Submitted via IRC for TheMightyBuzzard
The annual Stack Overflow developer surveys often include lots of bad news. "People still use PHP," for example, is a recurring and distressing theme. "Perl exists" is another.
But never before has the survey revealed something as devastatingly terrible as the 2017 survey. Using PHP and Perl are matters of taste. Extremely masochistic taste, certainly, but nobody is wrong for using those languages; it's just the programming equivalent of enjoying Adam Sandler movies. But the 2017 survey goes beyond taste; it goes into deep philosophical questions of right and wrong, and it turns out that being wrong pays more than being right.
Developers who use tabs to indent their code, developers who fight for truth and justice and all that is good in the world, those developers have a median salary of $43,750.
But developers who use spaces to indent their code, developers who side with evil and probably spend all day kicking kittens and punching puppies? Their median salary is $59,140.
Source: ArsTechnica
(Score: 2) by vux984 on Sunday June 18 2017, @07:26AM (2 children)
Pretty much.
No. Spaces are simple, standard, well defined, well understood, and portable. They occupy one space, like every every other normal character. And a one space separator is highly desirable. And the only way to emulate spaces with tabs is to define tabs as one space, which is what a space is; so its an absurd reduction. Conversely, you can easily emulate tab stops and tab functionality with spaces. It is ridiculous to suggest that there is nothing to favor one over the other.
(Score: 2) by acid andy on Sunday June 18 2017, @09:50PM (1 child)
As are tabs.
Only when using a mono-spaced font.
Sometimes. But no-one's suggesting destroying the Space Bar.
Not really. You could define a tab as a different number of spaces in your editor. It all depends on personal preference and how much text you want to fit on one line of your screen.

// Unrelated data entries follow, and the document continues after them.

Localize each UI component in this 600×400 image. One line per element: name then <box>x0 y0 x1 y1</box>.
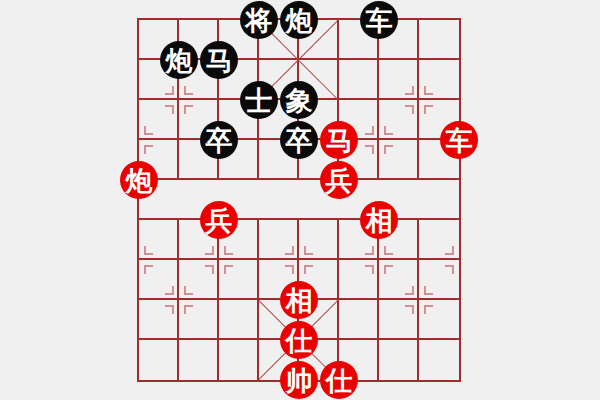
black-cannon[interactable]: 炮 <box>160 41 198 79</box>
star-point-corner <box>405 286 414 295</box>
black-general[interactable]: 将 <box>240 1 278 39</box>
star-point-corner <box>365 246 374 255</box>
star-point-corner <box>384 246 393 255</box>
star-point-corner <box>165 286 174 295</box>
star-point-corner <box>285 246 294 255</box>
star-point-corner <box>424 305 433 314</box>
star-point-corner <box>365 145 374 154</box>
star-point-corner <box>224 265 233 274</box>
star-point-corner <box>405 105 414 114</box>
black-chariot[interactable]: 车 <box>360 1 398 39</box>
black-advisor[interactable]: 士 <box>240 81 278 119</box>
board-stage: 将炮车炮马士象卒卒马车炮兵兵相相仕帅仕 <box>0 0 600 400</box>
star-point-corner <box>384 126 393 135</box>
star-point-corner <box>144 145 153 154</box>
board-overlay: 将炮车炮马士象卒卒马车炮兵兵相相仕帅仕 <box>139 20 459 380</box>
star-point-corner <box>365 265 374 274</box>
star-point-corner <box>224 246 233 255</box>
black-pawn[interactable]: 卒 <box>280 121 318 159</box>
red-elephant[interactable]: 相 <box>360 201 398 239</box>
red-cannon[interactable]: 炮 <box>120 161 158 199</box>
star-point-corner <box>184 286 193 295</box>
red-advisor[interactable]: 仕 <box>280 321 318 359</box>
black-horse[interactable]: 马 <box>200 41 238 79</box>
red-general[interactable]: 帅 <box>280 361 318 399</box>
star-point-corner <box>365 126 374 135</box>
star-point-corner <box>384 145 393 154</box>
star-point-corner <box>424 86 433 95</box>
star-point-corner <box>405 305 414 314</box>
star-point-corner <box>144 265 153 274</box>
xiangqi-board: 将炮车炮马士象卒卒马车炮兵兵相相仕帅仕 <box>137 18 461 382</box>
red-advisor[interactable]: 仕 <box>320 361 358 399</box>
red-pawn[interactable]: 兵 <box>320 161 358 199</box>
star-point-corner <box>165 105 174 114</box>
star-point-corner <box>384 265 393 274</box>
river <box>141 182 457 218</box>
star-point-corner <box>144 126 153 135</box>
star-point-corner <box>184 305 193 314</box>
star-point-corner <box>445 246 454 255</box>
star-point-corner <box>184 86 193 95</box>
star-point-corner <box>144 246 153 255</box>
red-horse[interactable]: 马 <box>320 121 358 159</box>
star-point-corner <box>285 265 294 274</box>
star-point-corner <box>424 286 433 295</box>
star-point-corner <box>165 305 174 314</box>
black-elephant[interactable]: 象 <box>280 81 318 119</box>
star-point-corner <box>304 246 313 255</box>
black-cannon[interactable]: 炮 <box>280 1 318 39</box>
star-point-corner <box>445 265 454 274</box>
star-point-corner <box>424 105 433 114</box>
red-elephant[interactable]: 相 <box>280 281 318 319</box>
star-point-corner <box>184 105 193 114</box>
star-point-corner <box>165 86 174 95</box>
star-point-corner <box>205 265 214 274</box>
star-point-corner <box>205 246 214 255</box>
star-point-corner <box>304 265 313 274</box>
red-pawn[interactable]: 兵 <box>200 201 238 239</box>
red-chariot[interactable]: 车 <box>440 121 478 159</box>
black-pawn[interactable]: 卒 <box>200 121 238 159</box>
star-point-corner <box>405 86 414 95</box>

Sure, you can but it becomes irritatingly inconsistent the minute you have to bring in code from another project or programmer that just happens to use a different number of spaces to you to represent an indentation. Spaces potentially allow more inconsistency than tabs when used for code indentation.
Also, if you indent with spaces, some simple editors might not allow you to decrease the indent as quickly by pressing Backspace as with a tab. One press of Backspace deletes a whole tab, but if there are four spaces per indent, it takes four times as many key strokes. I'll grant you this isn't an issue most of the time as Shift-Tab usually works.
If a cat has kittens, does a rat have rittens, a bat bittens and a mat mittens?
(Score: 2) by vux984 on Monday June 19 2017, @05:51AM
LMAO. Can you really say that with a straight face? Tabs are not well defined; editors treat them differently, and they are highly configurable;... that's the opposite of 'simple, well defined, and portable'. How much special programming in the editor is required to handle spaces? About the same amount as the letter 'A'... which is to say none. How custom logic to handle tabs? Tabs are pretty much the LEAST simple character used in source code.
That's true. Does anybody use proportional space font for source code?
The post i was responding too was.
The context here was someone saying not to use spaces ever, only tabs. Defining a tab as a different number of spaces, requires you to use spaces.
The code you are pasting in from another developer somwhere else, could potentially use spaces OR tabs OR both. Only the possibility of there being spaces is not going to result in 'more inconsistency' ... at worst it'll be the same.
Decent editors can reformat code on demand. Except for python.
Don't use crappy editors. Some crappy editors won't cope with CR/LF issues, or unicode... either.